Business is intensely personal. It’s a dream turned into a reality, a passion given direction, a vision given wheels. We see our business as a vehicle by which we can live out of who we are.
Some time back I was in formal employment, and although it paid the bills, it was mind-numbing to the point where my depression began to dominate me. During this time however, I began what has become my business, and for a while these ran in tandem. “My job was getting in the way of my work,” is how I explained it. Now that I am living rather than just doing, my depression has subsided but the stresses of business has increased. But even just acknowledging that shift brings with it a clearer perspective, one that balances, minimises and therefore helps sort out the pressures and priorities of being in business.

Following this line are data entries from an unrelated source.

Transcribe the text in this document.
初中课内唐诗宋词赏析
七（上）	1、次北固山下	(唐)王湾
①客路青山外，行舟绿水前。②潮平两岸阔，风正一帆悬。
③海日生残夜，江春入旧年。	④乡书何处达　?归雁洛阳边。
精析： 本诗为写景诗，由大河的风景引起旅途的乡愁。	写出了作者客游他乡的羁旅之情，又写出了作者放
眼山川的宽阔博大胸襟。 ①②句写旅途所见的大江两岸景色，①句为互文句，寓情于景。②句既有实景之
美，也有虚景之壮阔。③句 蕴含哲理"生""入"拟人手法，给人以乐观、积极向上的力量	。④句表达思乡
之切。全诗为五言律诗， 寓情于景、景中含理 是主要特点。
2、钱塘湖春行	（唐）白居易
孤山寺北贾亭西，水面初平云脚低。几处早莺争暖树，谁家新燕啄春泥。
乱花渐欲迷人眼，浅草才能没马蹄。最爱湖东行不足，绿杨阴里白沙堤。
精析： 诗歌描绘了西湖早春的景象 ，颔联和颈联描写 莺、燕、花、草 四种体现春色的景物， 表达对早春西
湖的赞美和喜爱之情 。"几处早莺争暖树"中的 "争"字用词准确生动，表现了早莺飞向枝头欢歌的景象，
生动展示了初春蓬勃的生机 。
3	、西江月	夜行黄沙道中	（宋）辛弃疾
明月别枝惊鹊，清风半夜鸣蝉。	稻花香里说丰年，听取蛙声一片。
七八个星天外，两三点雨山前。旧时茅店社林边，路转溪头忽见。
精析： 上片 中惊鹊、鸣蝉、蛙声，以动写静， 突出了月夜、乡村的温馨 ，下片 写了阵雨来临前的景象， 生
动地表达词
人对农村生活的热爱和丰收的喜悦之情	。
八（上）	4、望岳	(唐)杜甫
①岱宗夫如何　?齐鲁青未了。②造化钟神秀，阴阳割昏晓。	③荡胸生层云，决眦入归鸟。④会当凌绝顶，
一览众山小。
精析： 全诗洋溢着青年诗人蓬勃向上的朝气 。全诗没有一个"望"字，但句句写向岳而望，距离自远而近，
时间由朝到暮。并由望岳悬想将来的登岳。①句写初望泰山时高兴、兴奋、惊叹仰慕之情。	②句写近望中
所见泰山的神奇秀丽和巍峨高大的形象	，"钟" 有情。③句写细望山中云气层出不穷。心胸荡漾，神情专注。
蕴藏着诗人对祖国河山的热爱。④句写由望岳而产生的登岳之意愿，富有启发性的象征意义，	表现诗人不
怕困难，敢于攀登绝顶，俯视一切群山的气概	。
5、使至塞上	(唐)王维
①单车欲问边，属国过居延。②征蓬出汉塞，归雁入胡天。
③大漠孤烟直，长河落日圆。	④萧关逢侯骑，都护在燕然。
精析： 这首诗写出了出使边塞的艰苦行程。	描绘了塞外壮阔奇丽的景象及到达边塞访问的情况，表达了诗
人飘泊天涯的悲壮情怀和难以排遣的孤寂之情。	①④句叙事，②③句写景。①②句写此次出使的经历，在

So where does anxiety fit in? Anxiety is about validity – is our understanding of ourself accurate, or are we deluding ourself? While we don’t want to live a life that is dictated by expediency, neither do we want to live one that is dictated by foolishness. Attributed to Socrates, “know thyself” is fundamental to our quality of life – it is the point at which our mind and our heart are in balance. One definition of depression I use, is that of a disconnect between the heart and the mind, with the mind often having to try and understand things the heart was never meant to see. So when we demonstrate who we are to a prospective client or investor, who in turn acknowledges our understanding of ourselves by giving us their work, their assessment vindicates us and endorses our self-assessment.
So ask yourself the question: “who am I at 2 o’clock in the morning?” Are you an opera singer or a soldier? Do you race rally cars or yearn to write a novel? Are you inspired by Leonardo da Vinci or Bono? Knowing who you are – regardless of whether or not you are in a position to live the dream or put wheels on the vision – is the biggest step to discovering the authentic you. So differentiating between depression, stress and anxiety is recognising the real you, recognising that the stresses of business are professional pressures that need not impact on your personal awareness, and recognising that your view of yourself and the views of those with whom you interact, align. Your mind is in balance with both your heart and your relationships. How you express you life then, is your canvas, not your frame.